Salomon Kroonenberg, Dutch writer
In the egg
A duck flies to and fro over the vast expanses of world ocean, desperately in search of a place to lay her egg. But as yet there is no land and no earth - nowhere can she see a grassy hillock where she can make her nest. So begins the creation myth of the Finnish folk epic Kalevala. Then the water maiden takes pity on the duck and raises her knee out of the water, on which the duck makes her nest and lays six eggs of gold and one of iron. But the water gets hotter and hotter, and the maiden feels such fire coursing through her veins that she shakes her knee. The eggs fall off and are dashed to pieces in the water, and from the fragments emerge the earth, the sky, the sun and the moon. I couldn’t help thinking of that story yesterday when our bus reached its destination: a huge egg of metal and glass - or rather, half an egg that has been cut lengthwise, in the middle of an immense lake. There is no bridge - I have no idea how I will ever be able to enter it. Did Paul Andreu have the *Kalevala *in mind when conceiving this work of art? I don’t know, but something is still being created here: it is the Beijing National Centre for Performing Arts.
Hardly a difficult text you would say, so why did she falter?
No small boats cross the lake to take you there; you descend a staircase to walk under the lake to the theatre entrance. And then it turns out that the lake is only a couple of centimetres deep: you can see from below the wavelets rolling over the glass aqueduct, a spectacle so fascinating that you have a strong urge not to move on. On the inside, the egg is covered with such marvellous striped marbles that I feel like lying with a magnifying glass on the floor all day so as to inspect them more closely.
Inside the egg today other forms of creative art are in focus: Kristofer Schipper, Emeritus Professor of Oriental Studies in Paris and Leiden, is being given the prestigious Special Chinese Book Award for his translations of classical Chinese poetry.
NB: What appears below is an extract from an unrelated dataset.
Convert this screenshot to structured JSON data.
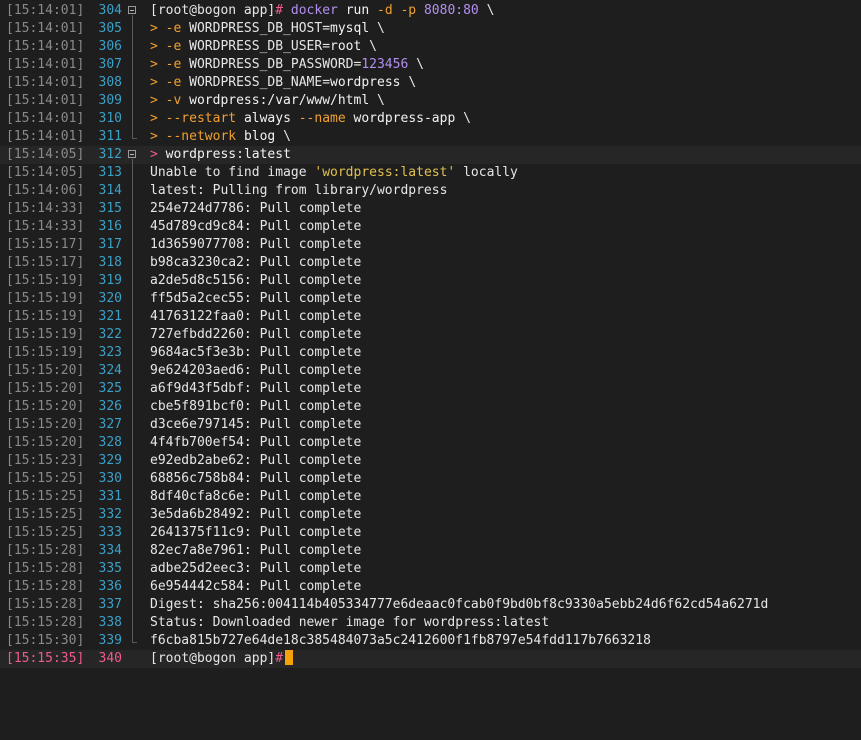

He expresses his thanks in fluent Chinese, and an interpreter carries out a deft translation into English. Suddenly, the interpreter gets stuck - she hasn’t understood what Schipper said. He repeats it, but she still doesn’t understand. The chairman of the day intervenes, whispers something in her ear and, relieved, she translates: ‘Learning is a pleasure; sharing knowledge with others is also a pleasure, even if it remains unappreciated.’ Hardly a difficult text you would say, so why did she falter? I asked Kristofer afterwards. He explains to me what the problem was. It was a quotation from Confucius, the first sentence of his Conversations. He wrote in classical Chinese, which differs more from modern Chinese that Italian does from Latin. At the time when that interpreter grew up, classical Chinese was not taught, so people were no longer able to understand their own ancient texts. Fortunately, that has now been reversed, and interest in the old culture is overwhelming.
And then he expresses his dissatisfaction that little has survived of the teaching and study of classical Chinese at Dutch universities. All minor languages, all subjects that have no direct economic usefulness are under great pressure - and much has already disappeared. Now that Halbe Zijlstra, State Secretary for Education, Culture and Science in the Netherlands, has attended the book fair and the award ceremony, perhaps he - just as the Chinese - will seek to redress such an error. For economic usefulness cannot be predicted, and it would be a shame if all those talented young linguists had to continue flying desperately over the ocean because there was nowhere they could lay their egg.